Für das Unternehmen war es ein schwieriges Jahr: Bisher gab es bereits drei Gewinnwarnungen. Gerresheimer hatte 2025 bereits zweimal seine Jahresziele gesenkt, nachdem die Nachfrage nachließ. Trotz vorläufiger Umsätze von 1,68 Milliarden Euro in den ersten neun Monaten blieb das organische Wachstum hinter den Erwartungen zurück – unter anderem, weil die Übernahme von Bormioli Pharma tiefgreifendere Rückgänge überdeckte.
Das Vertrauen der Anleger bleibt gering: Seit März 2025 hat die Aktie rund 80 Prozent ihres Wertes verloren.

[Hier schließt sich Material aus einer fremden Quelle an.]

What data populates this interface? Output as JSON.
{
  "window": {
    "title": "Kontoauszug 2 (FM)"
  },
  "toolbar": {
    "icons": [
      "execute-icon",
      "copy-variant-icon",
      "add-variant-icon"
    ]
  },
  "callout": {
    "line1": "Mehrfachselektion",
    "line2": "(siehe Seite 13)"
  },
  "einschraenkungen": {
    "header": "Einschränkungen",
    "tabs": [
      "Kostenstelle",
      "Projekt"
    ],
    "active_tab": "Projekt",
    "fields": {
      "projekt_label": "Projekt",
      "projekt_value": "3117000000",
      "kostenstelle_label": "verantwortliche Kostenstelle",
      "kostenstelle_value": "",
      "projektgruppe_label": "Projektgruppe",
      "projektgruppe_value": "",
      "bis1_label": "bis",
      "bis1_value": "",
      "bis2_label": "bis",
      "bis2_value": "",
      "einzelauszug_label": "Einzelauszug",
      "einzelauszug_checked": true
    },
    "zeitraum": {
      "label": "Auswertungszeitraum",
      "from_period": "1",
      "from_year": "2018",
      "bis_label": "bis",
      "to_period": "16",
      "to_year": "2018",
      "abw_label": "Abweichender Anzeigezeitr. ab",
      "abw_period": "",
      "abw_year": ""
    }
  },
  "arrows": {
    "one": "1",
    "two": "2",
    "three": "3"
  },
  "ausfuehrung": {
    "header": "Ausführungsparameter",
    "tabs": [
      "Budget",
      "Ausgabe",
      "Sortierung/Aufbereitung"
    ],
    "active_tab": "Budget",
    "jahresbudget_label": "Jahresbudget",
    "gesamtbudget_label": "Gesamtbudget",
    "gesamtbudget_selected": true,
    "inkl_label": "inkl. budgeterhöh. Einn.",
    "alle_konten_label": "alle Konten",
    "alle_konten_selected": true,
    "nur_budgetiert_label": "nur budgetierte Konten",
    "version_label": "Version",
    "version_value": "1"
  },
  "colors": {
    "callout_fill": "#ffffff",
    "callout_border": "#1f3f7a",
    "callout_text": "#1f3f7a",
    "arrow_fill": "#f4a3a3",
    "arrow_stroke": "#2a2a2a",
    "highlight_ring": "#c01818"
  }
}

Innerhalb der letzten zwölf Monate büßte sie mehr als 50 Prozent ein, und seit Januar hat sich der Kurs nahezu halbiert. Die Lage verschärfte sich durch gescheiterte Übernahmeversuche, eine laufende Untersuchung der BaFin und anhaltende Marktprobleme.
Marktanalysten zeigen sich wenig optimistisch, was eine schnelle Erholung betrifft. Die Probleme des Unternehmens übertreffen mittlerweile die früheren Prognosen, sodass sich Gerresheimer in einer weitaus schwierigeren Position befindet als angenommen.
Mit der jüngsten Gewinnwarnung ist die Aktie auf den tiefsten Stand seit über einem Jahrzehnt gefallen. Angesichts schwacher Nachfrage in Schlüsselbranchen und regulatorischem Druck steht das Unternehmen vor einem steinigen Weg. Die kommenden Monate werden zeigen, ob unter den aktuellen Marktbedingungen eine Erholung möglich ist.